2015 GSA Annual Meeting in Baltimore, Maryland, USA (1-4 November 2015)

Paper No. 28-24
Presentation Time: 9:00 AM-5:30 PM


MARTINEZ, Aaron M.1, BOYER, Diana L.2, LOVE, Gordon D.1 and DROSER, Mary L.1, (1)Department of Earth Sciences, University of California, Riverside, 900 University Ave, Riverside, CA 92521, (2)Department of Earth Sciences, SUNY Oswego, Oswego, NY 13126, amart109@ucr.edu

The Cleveland Shale member of the Ohio Shale, cropping out in eastern Ohio, is a black shale associated with the final biotic turnover of the Late Devonian extinction events. This unit records a period of deep water deposition within the Appalachian Basin and is exposed as a nearly homogeneous black shale interval ranging from one meter to over 30 meters in thickness. This study utilizes a multiple proxy approach, encompassing both geochemical and paleontological methods, to decipher the paleo-redox and biotic history throughout the Cleveland Shale.

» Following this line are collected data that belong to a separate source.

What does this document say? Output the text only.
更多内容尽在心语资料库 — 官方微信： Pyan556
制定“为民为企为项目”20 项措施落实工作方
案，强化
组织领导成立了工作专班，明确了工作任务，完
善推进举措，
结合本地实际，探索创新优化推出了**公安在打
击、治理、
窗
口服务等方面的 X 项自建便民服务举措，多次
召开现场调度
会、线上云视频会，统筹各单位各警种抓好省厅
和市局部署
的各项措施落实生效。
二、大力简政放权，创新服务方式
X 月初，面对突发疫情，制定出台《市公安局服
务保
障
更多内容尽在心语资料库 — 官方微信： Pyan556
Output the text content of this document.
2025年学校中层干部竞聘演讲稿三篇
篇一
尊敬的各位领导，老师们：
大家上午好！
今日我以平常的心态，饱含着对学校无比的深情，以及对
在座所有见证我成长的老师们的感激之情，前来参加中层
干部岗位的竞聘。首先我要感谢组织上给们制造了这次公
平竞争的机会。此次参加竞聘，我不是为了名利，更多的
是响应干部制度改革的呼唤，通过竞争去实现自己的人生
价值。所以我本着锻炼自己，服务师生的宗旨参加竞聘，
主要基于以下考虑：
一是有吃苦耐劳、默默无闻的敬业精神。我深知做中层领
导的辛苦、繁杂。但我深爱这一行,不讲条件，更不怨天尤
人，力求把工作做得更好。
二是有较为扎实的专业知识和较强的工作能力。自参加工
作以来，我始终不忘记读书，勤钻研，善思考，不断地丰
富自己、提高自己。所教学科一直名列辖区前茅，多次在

Preliminary data from two Cleveland Shale localities (Big Creek, near Cleveland, Ohio; Rocky Branch, near Gahanna, Ohio) exhibit complex signals. Trace fossil data, collected as ichnofabric index (a metric of relative amount of bioturbation), show a variable array of fully oxygenated, dysoxic, and anoxic bottom waters. Trace metal data (including Mo, V, Ni, and U) also demonstrate variation but reveal episodes of euxinia (sulfidic waters). Rock-Eval pyrolysis indicates that the Cleveland Shale has experienced a mild thermal history and is in prime condition for lipid biomarker analysis. Biomarkers, in turn, detail the past microbial community structure, and we have detected abundant isorenieratane, a tracer for photic zone euxinia, in strata of the upper Cleveland Shale. Combined, these proxies reveal sections of dysoxic through euxinic conditions, indicating fluctuating marine redox during the deposition of the Cleveland Shale. This interval is significant as it preserves a record of the Late Fammenian Hangenberg Bioevent, which represents the final pulse of the End Devonian mass extinction. These results lay the foundation for understanding the paleoenvironmental and biotic setting during the Hangenberg Bioevent within the Appalachian Basin.